The first paper was 'Selling Science? Source struggles, public relations and newspaper coverage of hybrid embryos' by Dr Andy Williams. He discussed the media coverage of human admixed embryos and how a media management campaign of this contentious issue was managed by the Science Media Centre (SMC). He examined the impact of this so-called 'war campaign', touching upon the problems of weak science journalism, and strong PR and 'churnalism'.
By analysing media coverage, Dr Williams concluded the SMC's 'tactics' and coordination of charities, learned societies and research councils were effective. I had gained an insight into these via PET's communications officer, Sandy Starr, who had been a 'private' in this battle and attended some of the 'war campaign' meetings My perspective was this was a professional group of press officers from various organisations led by Fiona Fox director of the SMC, doing their job effectively and professionally without the hope of a medal.

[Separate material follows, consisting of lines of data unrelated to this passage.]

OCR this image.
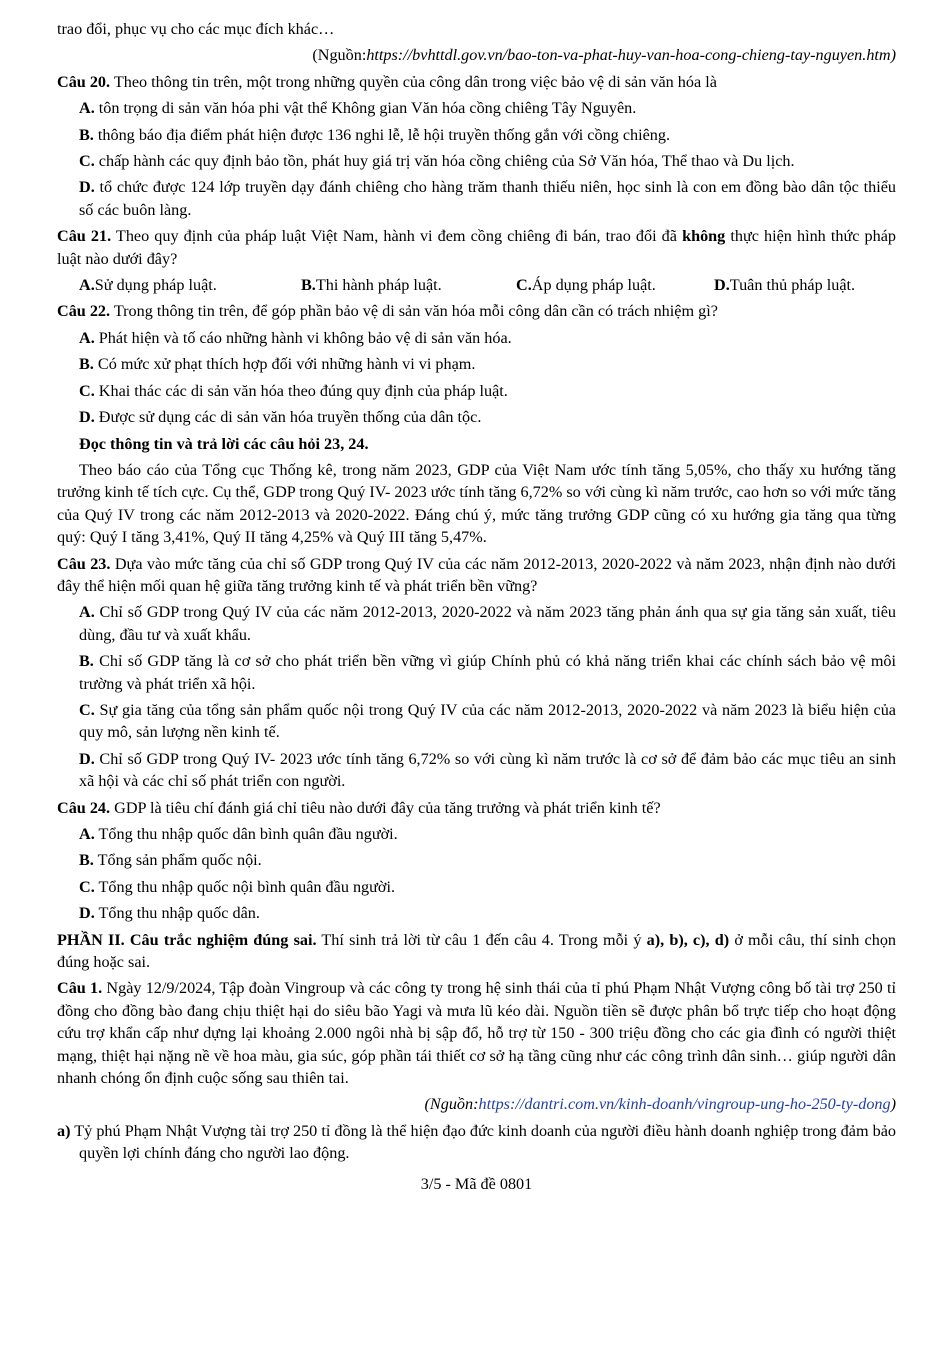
trao đổi, phục vụ cho các mục đích khác…

(Nguồn:https://bvhttdl.gov.vn/bao-ton-va-phat-huy-van-hoa-cong-chieng-tay-nguyen.htm)

Câu 20. Theo thông tin trên, một trong những quyền của công dân trong việc bảo vệ di sản văn hóa là

A. tôn trọng di sản văn hóa phi vật thể Không gian Văn hóa cồng chiêng Tây Nguyên.

B. thông báo địa điểm phát hiện được 136 nghi lễ, lễ hội truyền thống gắn với cồng chiêng.

C. chấp hành các quy định bảo tồn, phát huy giá trị văn hóa cồng chiêng của Sở Văn hóa, Thể thao và Du lịch.

D. tổ chức được 124 lớp truyền dạy đánh chiêng cho hàng trăm thanh thiếu niên, học sinh là con em đồng bào dân tộc thiểu số các buôn làng.

Câu 21. Theo quy định của pháp luật Việt Nam, hành vi đem cồng chiêng đi bán, trao đổi đã không thực hiện hình thức pháp luật nào dưới đây?

A.Sử dụng pháp luật.	B.Thi hành pháp luật.	C.Áp dụng pháp luật.	D.Tuân thủ pháp luật.

Câu 22. Trong thông tin trên, để góp phần bảo vệ di sản văn hóa mỗi công dân cần có trách nhiệm gì?

A. Phát hiện và tố cáo những hành vi không bảo vệ di sản văn hóa.

B. Có mức xử phạt thích hợp đối với những hành vi vi phạm.

C. Khai thác các di sản văn hóa theo đúng quy định của pháp luật.

D. Được sử dụng các di sản văn hóa truyền thống của dân tộc.

Đọc thông tin và trả lời các câu hỏi 23, 24.

Theo báo cáo của Tổng cục Thống kê, trong năm 2023, GDP của Việt Nam ước tính tăng 5,05%, cho thấy xu hướng tăng trưởng kinh tế tích cực. Cụ thể, GDP trong Quý IV- 2023 ước tính tăng 6,72% so với cùng kì năm trước, cao hơn so với mức tăng của Quý IV trong các năm 2012-2013 và 2020-2022. Đáng chú ý, mức tăng trưởng GDP cũng có xu hướng gia tăng qua từng quý: Quý I tăng 3,41%, Quý II tăng 4,25% và Quý III tăng 5,47%.

Câu 23. Dựa vào mức tăng của chỉ số GDP trong Quý IV của các năm 2012-2013, 2020-2022 và năm 2023, nhận định nào dưới đây thể hiện mối quan hệ giữa tăng trưởng kinh tế và phát triển bền vững?

A. Chỉ số GDP trong Quý IV của các năm 2012-2013, 2020-2022 và năm 2023 tăng phản ánh qua sự gia tăng sản xuất, tiêu dùng, đầu tư và xuất khẩu.

B. Chỉ số GDP tăng là cơ sở cho phát triển bền vững vì giúp Chính phủ có khả năng triển khai các chính sách bảo vệ môi trường và phát triển xã hội.

C. Sự gia tăng của tổng sản phẩm quốc nội trong Quý IV của các năm 2012-2013, 2020-2022 và năm 2023 là biểu hiện của quy mô, sản lượng nền kinh tế.

D. Chỉ số GDP trong Quý IV- 2023 ước tính tăng 6,72% so với cùng kì năm trước là cơ sở để đảm bảo các mục tiêu an sinh xã hội và các chỉ số phát triển con người.

Câu 24. GDP là tiêu chí đánh giá chỉ tiêu nào dưới đây của tăng trưởng và phát triển kinh tế?

A. Tổng thu nhập quốc dân bình quân đầu người.

B. Tổng sản phẩm quốc nội.

C. Tổng thu nhập quốc nội bình quân đầu người.

D. Tổng thu nhập quốc dân.

PHẦN II. Câu trắc nghiệm đúng sai. Thí sinh trả lời từ câu 1 đến câu 4. Trong mỗi ý a), b), c), d) ở mỗi câu, thí sinh chọn đúng hoặc sai.

Câu 1. Ngày 12/9/2024, Tập đoàn Vingroup và các công ty trong hệ sinh thái của tỉ phú Phạm Nhật Vượng công bố tài trợ 250 tỉ đồng cho đồng bào đang chịu thiệt hại do siêu bão Yagi và mưa lũ kéo dài. Nguồn tiền sẽ được phân bổ trực tiếp cho hoạt động cứu trợ khẩn cấp như dựng lại khoảng 2.000 ngôi nhà bị sập đổ, hỗ trợ từ 150 - 300 triệu đồng cho các gia đình có người thiệt mạng, thiệt hại nặng nề về hoa màu, gia súc, góp phần tái thiết cơ sở hạ tầng cũng như các công trình dân sinh… giúp người dân nhanh chóng ổn định cuộc sống sau thiên tai.

(Nguồn:https://dantri.com.vn/kinh-doanh/vingroup-ung-ho-250-ty-dong)

a) Tỷ phú Phạm Nhật Vượng tài trợ 250 tỉ đồng là thể hiện đạo đức kinh doanh của người điều hành doanh nghiệp trong đảm bảo quyền lợi chính đáng cho người lao động.

3/5 - Mã đề 0801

The second paper was entitled 'Abortion and the HFE Act 2008: the substantive representation of women', but Professor Sarah Childs modified her subtitle to 'Quicker than a consultation at the hairdressers?' to reflect in her title whatshe thought was the inadequate amount of parliamentary time taken to discuss abortion. She was cleverly using a quote from the debate in the Commons by Labour's Claire Curtis-Thomas who said that, in one case she is aware of, a 'consultation at the hairdresser's would have taken longer than the consultation to have an abortion'. This was a lively and thought-provoking presentation reviewing voting patterns and emphasising the importance of considering how the debate is debated.
Dr Julie McCandless used a fairy tale in the title of her presentation 'Cinderella and her Ugly Sister: parenthood and welfare in the HFE Act 2008', but this was no bedtime story to lull us to sleep. She questioned why - during 80 hours of parliamentary debate about the HFE Act - eight were about removing of 'the need for a father', but only one was spent on the changes to the parenthood provisions. Dr McCandless argued the crucial question of what is parenthood was not unpicked and the law still tries to steer families into set or traditional models.

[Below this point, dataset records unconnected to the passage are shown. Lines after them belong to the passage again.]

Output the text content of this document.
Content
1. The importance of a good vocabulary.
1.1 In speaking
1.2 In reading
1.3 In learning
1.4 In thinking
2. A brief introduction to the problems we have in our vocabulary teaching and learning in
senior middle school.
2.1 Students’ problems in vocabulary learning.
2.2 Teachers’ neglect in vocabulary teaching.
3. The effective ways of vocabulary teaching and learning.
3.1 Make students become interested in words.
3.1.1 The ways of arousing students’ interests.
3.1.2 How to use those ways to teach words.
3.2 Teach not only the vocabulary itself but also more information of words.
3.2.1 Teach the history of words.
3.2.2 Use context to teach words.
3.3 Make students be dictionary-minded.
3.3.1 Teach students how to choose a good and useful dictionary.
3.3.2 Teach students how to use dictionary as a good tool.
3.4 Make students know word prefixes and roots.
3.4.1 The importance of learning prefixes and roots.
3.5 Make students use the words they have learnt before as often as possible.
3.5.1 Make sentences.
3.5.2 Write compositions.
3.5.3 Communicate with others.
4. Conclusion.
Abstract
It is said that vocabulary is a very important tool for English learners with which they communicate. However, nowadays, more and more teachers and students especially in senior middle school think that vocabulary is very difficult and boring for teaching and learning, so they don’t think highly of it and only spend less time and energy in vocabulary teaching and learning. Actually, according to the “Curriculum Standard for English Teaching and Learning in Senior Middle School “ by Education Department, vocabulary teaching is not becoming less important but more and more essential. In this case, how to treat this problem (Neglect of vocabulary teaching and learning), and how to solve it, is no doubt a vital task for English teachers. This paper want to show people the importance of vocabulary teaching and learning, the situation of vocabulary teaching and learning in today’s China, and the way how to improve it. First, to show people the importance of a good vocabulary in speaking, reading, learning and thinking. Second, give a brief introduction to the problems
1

She argued what was not discussed during the debates was as, if not more, interesting than what was. Kinship studies were not considered - there was no analysis, just a 'common sense' approach. She also said the importance of genetics to parenthood was muted in some cases but bolstered in others and this inconsistency is worthy of further study.
I chaired the final session 'Restrictions to IVF and pre-implantation tissue-typing for the creation of 'saviour siblings': an examination of the UK regulatory approach from a harm perspective' this paper was presented by Dr Malcolm Smith, who co-organised this event. Dr Smith considered whether there is any justification for restricting access to IVF with the aim of creating saviour siblings.
He examined the underlying factors which guided the development of the UK regulatory approach. He discussed the 2008 legislative changes that have impacted on this issue and evaluated them on the basis of the harm principle. The question left hanging was how the abolition of the HFEA will impact on future regulation of the saviour sibling issue.
The workshop concluded by discussing future collaborations and outputs from the workshop, and there is a role for PET to play. PET is always looking for new opinion writers for BioNews and I look forward to commissioning many of the attendees.
I am grateful to those at the Genomics Forum in Edinburgh who made it possible for me to attend by awarding me a Bright Ideas Fellowship.